That radio was spawned by the Rediffusion group that had radio stations in just about every English-speaking Caribbean country. As some businesses go, the time came when the Rediffusion group opted to sell its shares in the radio station. The Guyana Government bought it.
But by then the government had set up its own radio station, British Guiana Broadcasting Service (BGBS).This was later to become Guyana Broadcasting Service. When the government bought Radio Demerara it was not long before it merged the new acquisition with the government-owned radio. From that time the government enjoyed a monopoly on radio.
By the mid-1990s there were calls for radio to be liberalized and many private people applied to Government for a spot on the spectrum for independent radios. Trinidad had already recognized that a radio monopoly was unconstitutional. The result was that radios began to proliferate in the country. There were religious stations, pop stations, and stations for every aspect of the culture.
In Guyana there continued to be the solitary radio station despite the best efforts of those who needed to make their broadcasts.

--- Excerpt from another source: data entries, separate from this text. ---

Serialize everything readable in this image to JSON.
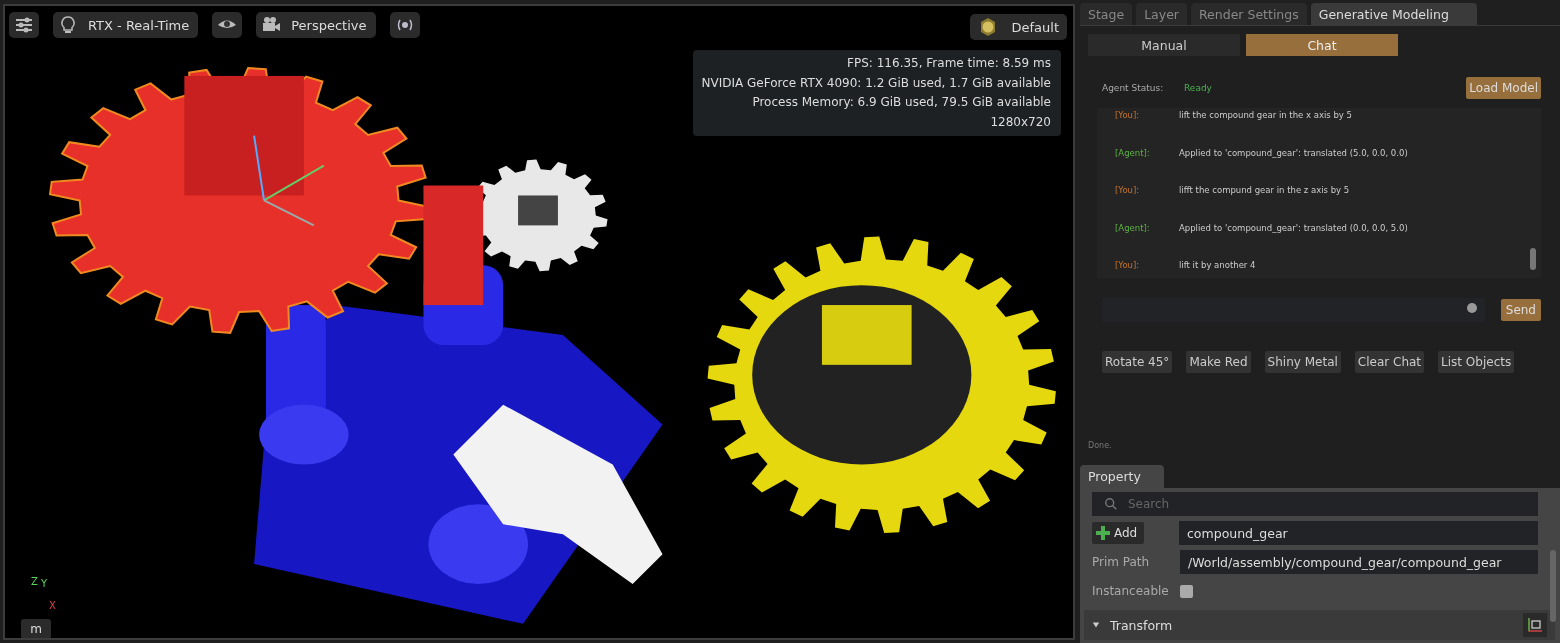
{
  "viewport": {
    "toolbar": [
      {
        "kind": "settings"
      },
      {
        "kind": "light",
        "label": "RTX - Real-Time"
      },
      {
        "kind": "eye"
      },
      {
        "kind": "camera",
        "label": "Perspective"
      },
      {
        "kind": "broadcast"
      }
    ],
    "lighting": {
      "label": "Default"
    },
    "stats": [
      "FPS: 116.35, Frame time: 8.59 ms",
      "NVIDIA GeForce RTX 4090: 1.2 GiB used, 1.7 GiB available",
      "Process Memory: 6.9 GiB used, 79.5 GiB available",
      "1280x720"
    ],
    "axis_labels": [
      "Z",
      "Y",
      "X"
    ],
    "unit_button": "m"
  },
  "tabs": [
    {
      "label": "Stage",
      "selected": false
    },
    {
      "label": "Layer",
      "selected": false
    },
    {
      "label": "Render Settings",
      "selected": false
    },
    {
      "label": "Generative Modeling",
      "selected": true
    }
  ],
  "mode_tabs": [
    {
      "label": "Manual",
      "selected": false
    },
    {
      "label": "Chat",
      "selected": true
    }
  ],
  "agent_status": {
    "label": "Agent Status:",
    "value": "Ready"
  },
  "load_model_button": "Load Model",
  "chat": [
    {
      "kind": "user",
      "speaker": "[You]:",
      "text": "lift the compound gear in the x axis by 5"
    },
    {
      "kind": "agent",
      "speaker": "[Agent]:",
      "text": "Applied to 'compound_gear': translated (5.0, 0.0, 0.0)"
    },
    {
      "kind": "user",
      "speaker": "[You]:",
      "text": "lifft the compund gear in the z axis by 5"
    },
    {
      "kind": "agent",
      "speaker": "[Agent]:",
      "text": "Applied to 'compound_gear': translated (0.0, 0.0, 5.0)"
    },
    {
      "kind": "user",
      "speaker": "[You]:",
      "text": "lift it by another 4"
    }
  ],
  "send_button": "Send",
  "quick_actions": [
    "Rotate 45°",
    "Make Red",
    "Shiny Metal",
    "Clear Chat",
    "List Objects"
  ],
  "status_text": "Done.",
  "property": {
    "tab": "Property",
    "search_placeholder": "Search",
    "add_button": "Add",
    "name_value": "compound_gear",
    "prim_path": {
      "label": "Prim Path",
      "value": "/World/assembly/compound_gear/compound_gear"
    },
    "instanceable": {
      "label": "Instanceable",
      "checked": false
    },
    "section": {
      "label": "Transform",
      "expanded": true
    }
  }
}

People began to operate pirate radio stations and the government moved with alacrity to seize the transmitters.
One of them went to court—Anthony Vieira through his company, Vieira Communications Limited. Justice Jainarayan Singh ruled that Vieira had a right to broadcast. The government appealed but the matter remained in abeyance until Vieira sold his rights to Queens Atlantic Investments Inc.
Indeed President Jagdeo had agreed that radio would be liberalized but that he did not want the same situation that prevailed before the attempts to curb television. But of interest is the manner in which radio has been liberalized.

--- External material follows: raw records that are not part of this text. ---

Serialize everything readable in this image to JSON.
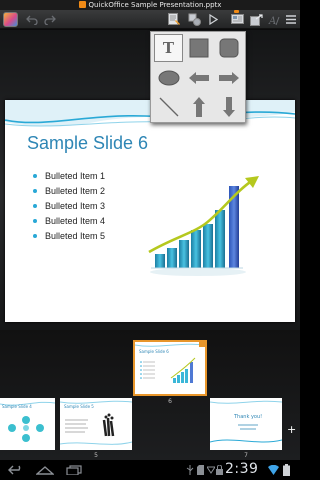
{
  "window": {
    "title": "QuickOffice Sample Presentation.pptx"
  },
  "toolbar": {
    "buttons": [
      {
        "name": "undo-button",
        "icon": "undo-icon"
      },
      {
        "name": "redo-button",
        "icon": "redo-icon"
      },
      {
        "name": "insert-text-button",
        "icon": "text-insert-icon"
      },
      {
        "name": "insert-shape-button",
        "icon": "shapes-icon"
      },
      {
        "name": "play-button",
        "icon": "play-icon"
      },
      {
        "name": "slide-layout-button",
        "icon": "slide-layout-icon"
      },
      {
        "name": "slide-transition-button",
        "icon": "slide-transition-icon"
      },
      {
        "name": "format-button",
        "icon": "font-format-icon"
      },
      {
        "name": "menu-button",
        "icon": "menu-icon"
      }
    ]
  },
  "shape_menu": {
    "shapes": [
      "text-box",
      "square",
      "rounded-rectangle",
      "ellipse",
      "left-arrow",
      "right-arrow",
      "line",
      "up-arrow",
      "down-arrow"
    ],
    "text_box_glyph": "T"
  },
  "slide": {
    "title": "Sample Slide 6",
    "bullets": [
      "Bulleted Item 1",
      "Bulleted Item 2",
      "Bulleted Item 3",
      "Bulleted Item 4",
      "Bulleted Item 5"
    ],
    "accent_color": "#2e86b5"
  },
  "thumbnails": [
    {
      "number": "",
      "title": "Sample Slide 4"
    },
    {
      "number": "5",
      "title": "Sample Slide 5"
    },
    {
      "number": "6",
      "title": "Sample Slide 6",
      "selected": true
    },
    {
      "number": "7",
      "title": "Thank you!"
    }
  ],
  "add_slide_label": "+",
  "system_bar": {
    "clock": "2:39"
  }
}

We are not clear whether those granted licences were allocated a frequency before the licence. If they were granted the licence before the frequency then there was a high degree of irregularity. They had to know what equipment they would have needed hence the need for the frequency allocation to precede the licence.
We note that one of the recipients has voiced strenuous objections to being accused of enjoying Jagdeo’s largesse. But in so doing he has lied most profusely. The argument that the radio channels (plural) resulted from his purchase of the assets of Vieira Communications Limited cannot hold water.
Vieira, when he decided to buck the system, started to broadcast on 100.1 FM, a frequency later to be used by the government.
The other point of note is that since Vieira was squatting illegally he did not have a frequency. The courts ruled that he was entitled to a frequency so by extension, Queens Atlantic Investments Inc. would have bought the rights to one radio frequency to be allocated by the government. That company got five. The lie is that the five accrued from the purchase of VCT assets.
Queens Atlantic Investments apart, the private media owners say that they have been slighted. Jagdeo made radio frequencies to his political party. This is discriminatory since no other political party was afforded a radio.
He then proceeded to allocate a cluster of radio frequencies to people close to him, close enough to be considered members of his household. Surely, there was a bias in the allocation and a certain level of dishonesty when Jagdeo said that he was liberalizing radio in Guyana.
At best, if the spectrum is not as infinite as they say Jagdeo could have organized a lottery with the applicants instead of handpicking those to whom he wished to give a licence. This being the case, the people who were denied without reason have every right to challenge this new dispensation and we believe that they would.